Armory in Brooklyn, New York

The 23rd Regiment Armory, also known as the Bedford Atlantic Armory, is a historic National Guard armory building located at 1322 Bedford Avenue between Atlantic Avenue and Pacific Street in the Crown Heights neighborhood of Brooklyn, New York City, United States. The building is a brick and stone castle-like structure designed to be reminiscent of medieval military structures in Europe. It was built in 1891–1895 and was designed in the Romanesque Revival style by Fowler & Hough, local Brooklyn architects, and Isaac Perry, the New York state government's architect.

The structure was originally built for the 23rd Regiment of the New York State Militia. Since the 1980s, it has been in use as a men's homeless shelter, though in the 2010s, there were plans to redevelop the armory.

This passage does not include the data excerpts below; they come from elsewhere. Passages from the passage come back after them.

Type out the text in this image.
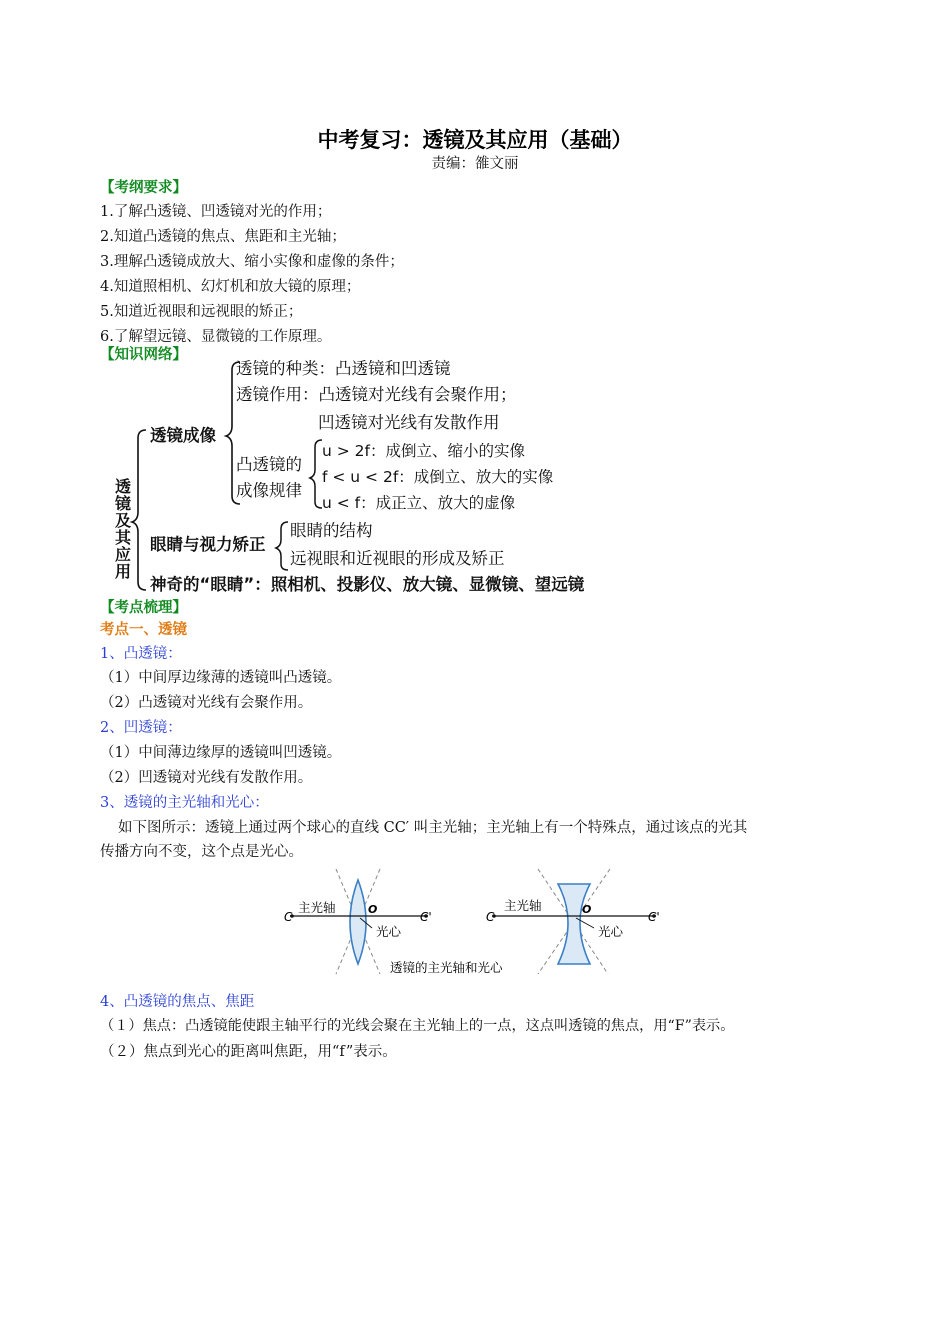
中考复习：透镜及其应用（基础）
责编：雒文丽
【考纲要求】
1.了解凸透镜、凹透镜对光的作用；
2.知道凸透镜的焦点、焦距和主光轴；
3.理解凸透镜成放大、缩小实像和虚像的条件；
4.知道照相机、幻灯机和放大镜的原理；
5.知道近视眼和远视眼的矫正；
6.了解望远镜、显微镜的工作原理。
【知识网络】
透镜及其应用
透镜成像
眼睛与视力矫正
神奇的“眼睛”：照相机、投影仪、放大镜、显微镜、望远镜
透镜的种类：凸透镜和凹透镜
透镜作用：凸透镜对光线有会聚作用；
凹透镜对光线有发散作用
凸透镜的
成像规律
u > 2f：成倒立、缩小的实像
f < u < 2f：成倒立、放大的实像
u < f：成正立、放大的虚像
眼睛的结构
远视眼和近视眼的形成及矫正
【考点梳理】
考点一、透镜
1、凸透镜：
（1）中间厚边缘薄的透镜叫凸透镜。
（2）凸透镜对光线有会聚作用。
2、凹透镜：
（1）中间薄边缘厚的透镜叫凹透镜。
（2）凹透镜对光线有发散作用。
3、透镜的主光轴和光心：
如下图所示：透镜上通过两个球心的直线 CC′ 叫主光轴；主光轴上有一个特殊点，通过该点的光其
传播方向不变，这个点是光心。
C	C'
主光轴	O
光心
C	C'
主光轴	O
光心
透镜的主光轴和光心
4、凸透镜的焦点、焦距
（１）焦点：凸透镜能使跟主轴平行的光线会聚在主光轴上的一点，这点叫透镜的焦点，用“F”表示。
（２）焦点到光心的距离叫焦距，用“f”表示。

The building was designated a New York City landmark in 1977, and was listed on the National Register of Historic Places in 1980.

== History ==
=== Planning ===
The 23rd Regiment of the New York State Militia was organized in 1861 as a relief guard of the 13th Regiment. It was meant to take over the duties of the Brooklyn City Guard, which at the time was participating in the American Civil War. The Relief Guard, later known as the City Guard Reserve, was mustered-in as the 23rd Regiment in 1862, and participated in the Civil War for one month in 1863. Concerns about the readiness of volunteer militia led to the passage of an "Armory Law" in 1862, during the Civil War, which called for the construction of armories statewide. However, the effort stagnated after the end of the war. The 23rd Regiment then moved to an armory on 165–179 Clermont Avenue in Fort Greene, which was built in 1872–1873. The still-extant building, which now includes apartments, contained windows with pointed arches and a tall mansard roof.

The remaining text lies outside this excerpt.